19.5 The Client agrees not to change, attempt to decode or tamper in any way with any Protection Device or any License File provided by Elsyca, nor to try to duplicate them.
19.6 Except as expressly permitted by Elsyca or as mandatory provided by the applicable law, the Client shall not (and shall not attempt to nor allow any third party to or attempt to) adapt, alter, amend, modify, reverse engineer, decompile, disassemble or decode the whole or any part of the Program(s), translate the whole or any part of the Program(s) into another language or create the source program or any part thereof from object programs or from other information made available under this agreement. To the extent that the applicable law expressly grants the Client the right to decompile the Program(s), the Client undertakes not to decompile (or attempt to do so) the Program(s) without first requesting such information from Elsyca. Elsyca shall have the right to impose reasonable conditions (such as the payment of a reasonable fee) for making the information available.

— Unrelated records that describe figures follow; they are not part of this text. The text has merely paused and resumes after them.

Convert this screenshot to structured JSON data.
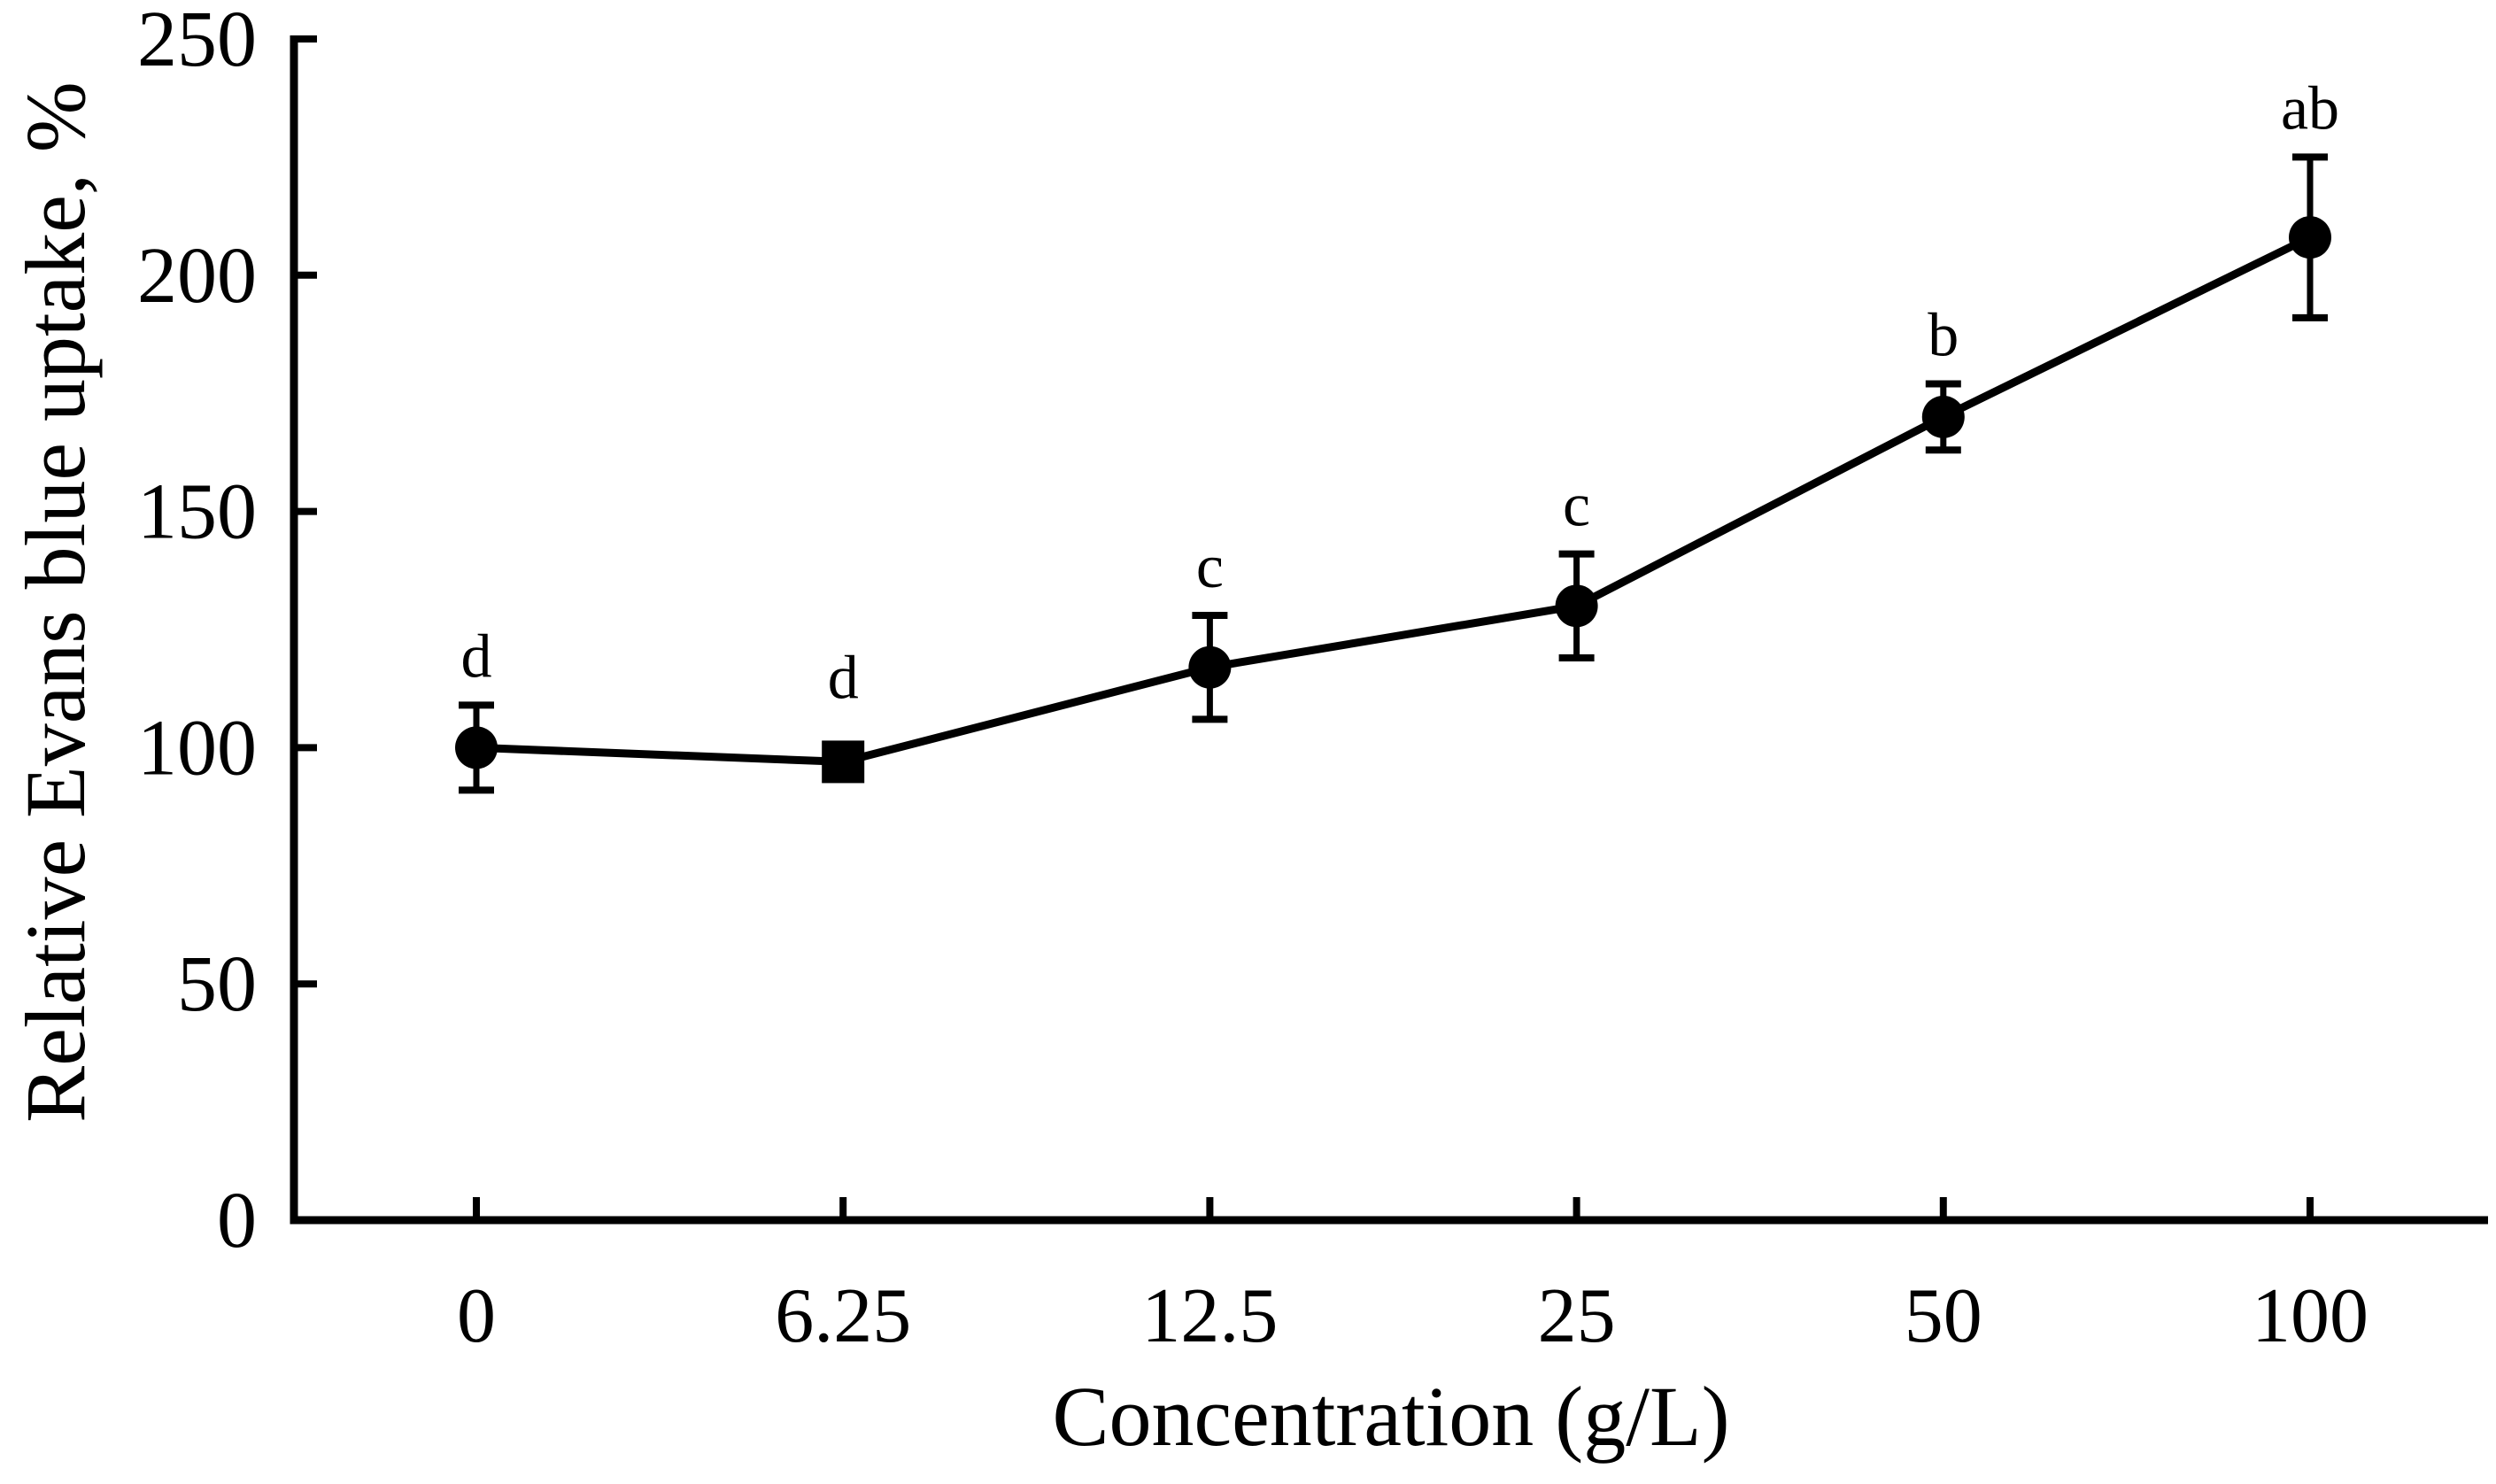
{
  "chart_data": {
    "type": "line",
    "title": "",
    "xlabel": "Concentration (g/L)",
    "ylabel": "Relative Evans blue uptake, %",
    "categories": [
      "0",
      "6.25",
      "12.5",
      "25",
      "50",
      "100"
    ],
    "x_values": [
      0,
      6.25,
      12.5,
      25,
      50,
      100
    ],
    "series": [
      {
        "name": "Relative Evans blue uptake",
        "values": [
          100,
          97,
          117,
          130,
          170,
          208
        ],
        "errors": [
          9,
          0,
          11,
          11,
          7,
          17
        ],
        "markers": [
          "circle",
          "square",
          "circle",
          "circle",
          "circle",
          "circle"
        ],
        "point_labels": [
          "d",
          "d",
          "c",
          "c",
          "b",
          "ab"
        ]
      }
    ],
    "y_ticks": [
      0,
      50,
      100,
      150,
      200,
      250
    ],
    "ylim": [
      0,
      250
    ],
    "x_axis_type": "categorical",
    "grid": false,
    "legend": false,
    "line_color": "#000000",
    "marker_color": "#000000",
    "error_bar_color": "#000000",
    "axis_color": "#000000",
    "background_color": "#ffffff"
  }
}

19.7 The Client shall use the Program(s) for the Client’s own internal data processing purposes and shall not make all or any part of the Program(s) available to persons other than its employees. Third Party Service Providers may have access to and use the licensed Program(s) as well, as long as they are using the licensed Program(s) for the Client’s benefit in the course of the Client’s business operations. The Client will require any such Third Party Service Provider to agree in writing to (i) use the Program(s) only to perform internal data processing services for the Client and (ii) to be bound by terms equivalent to those set out in this agreement. The Client remains responsible for the use of the Program(s) by all Third Party Service Provider(s).
19.8 The Client shall ensure that all persons who are authorized by the Client to use the software are suitably qualified and competently trained. The Client shall not permit any person (except its suitably qualified, trained and authorized employees who need to use or have access to the software) to use or have access to any part of the software or the documentation and shall take all practicable steps to prevent any access to the software or the documentation by any other person.
19.9 The Client shall ensure that all persons who are authorized by the Client to use the software understand and accept the Elsyca License Agreement
20. GENERAL
20.1. Any notice required or permitted to be given by either party to the other under these Conditions shall be in writing addressed to the other party at its registered office or principal place of business or such other address as may at the relevant time have been notified pursuant to this provision to the party giving the notice.
20.2. No failure or delay by either party in exercising any of its rights under the Contract shall be deemed to be a waiver of that right, and no waiver by either party of any breach of the Contract by the other shall be considered as a waiver of any subsequent breach of the same or any other provision.
21. GOVERNING LAW AND COMPETENT JURISDICTION
21.1. The present agreement is governed by Belgian law. The Courts of Leuven, Belgium, will have exclusive jurisdiction to hear any dispute arising under these Conditions and all orders, acceptances and agreements.